Not too many people that I know still observe May Day or even know what it is - but when I was a kid growing up in Nebraska, we did. Not in the neo-pagan sense... I'm not really sure how this custom traveled to Omaha, or if it was widespread in the1960s or simply a regional oddity that came by way of a group of European pioneers to the area that stuck.
But this was May Day as a child - the week before May Day, the little girls would make cone shaped baskets out of construction paper and paper doilies, and then the morning of May Day, pick a few posies - from our mother's garden if we were lucky enough to have a mother who gardened... wildflowers from the field (and oh yes, dandelions were fine!) if not. The nosegay would go into the basket, and then we would stealthily (or as stealthy as a herd of little girls, giggling madly, can be) hang a basket on the front door of the house of some boy we liked, ring the bell, and run like mad to hide and stay anonymous.

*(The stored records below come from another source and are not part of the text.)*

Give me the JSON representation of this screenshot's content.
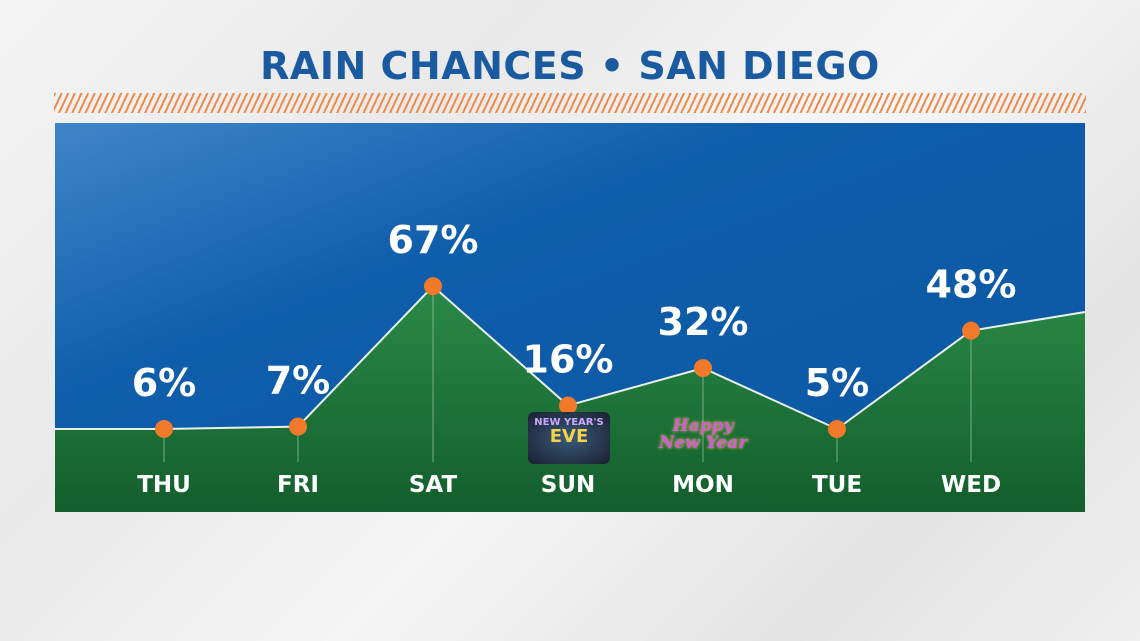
{
  "title": "RAIN CHANCES • SAN DIEGO",
  "colors": {
    "title": "#1a5aa0",
    "stripe": "#f08a4b",
    "sky": "#0f5eab",
    "ground": "#1f7a3c",
    "point": "#f07a2a"
  },
  "badges": {
    "sun_line1": "NEW YEAR'S",
    "sun_line2": "EVE",
    "mon": "Happy New Year"
  },
  "chart_data": {
    "type": "area",
    "title": "RAIN CHANCES • SAN DIEGO",
    "categories": [
      "THU",
      "FRI",
      "SAT",
      "SUN",
      "MON",
      "TUE",
      "WED"
    ],
    "values": [
      6,
      7,
      67,
      16,
      32,
      5,
      48
    ],
    "labels": [
      "6%",
      "7%",
      "67%",
      "16%",
      "32%",
      "5%",
      "48%"
    ],
    "unit": "%",
    "grid": false
  }
}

Since we tended to do this as a group, the boy - or his mother - might see the group of girls keeling over in laughter, and still not know who the little admirer was.
It seems in my memory that May Day was our girlish response to what the boys were doing at Valentines - the secret professions of innocent love and admiration, the heart stopping anxiety that he might figure out who you were and not be happy about it - or worse, that he might mistakenly conclude it was someone else and like that just fine.
I wonder now if the boys woke up on May Day morning, hoping and fearing the sound of the doorbell ringing - or if the whole thing annoyed them and simply pleased their mother. Back then, it didn't really matter - we were just enjoying the cool morning, the flowers, and the not yet understood power of choosing a boy and offering up our girlish selves to them without being too forward about it.
So on another note - I haven't paid a lot of attention to the royal wedding, and then yesterday morning, caught a bit of the crowd on The Today Show and it occurred to me - the timing of this wedding actually works! In old lore, the marriage of Lord and Lady - King and Queen of the May - is what restores life and prosperity to the land. I expect most who are excited about this wedding aren't thinking in those ancient terms, but I wonder if subconsciously, that might not be a part of it... not simple celebrity chasing, but a symbol of hope during difficult times, that a happy pair of royals might translate to happiness in the land?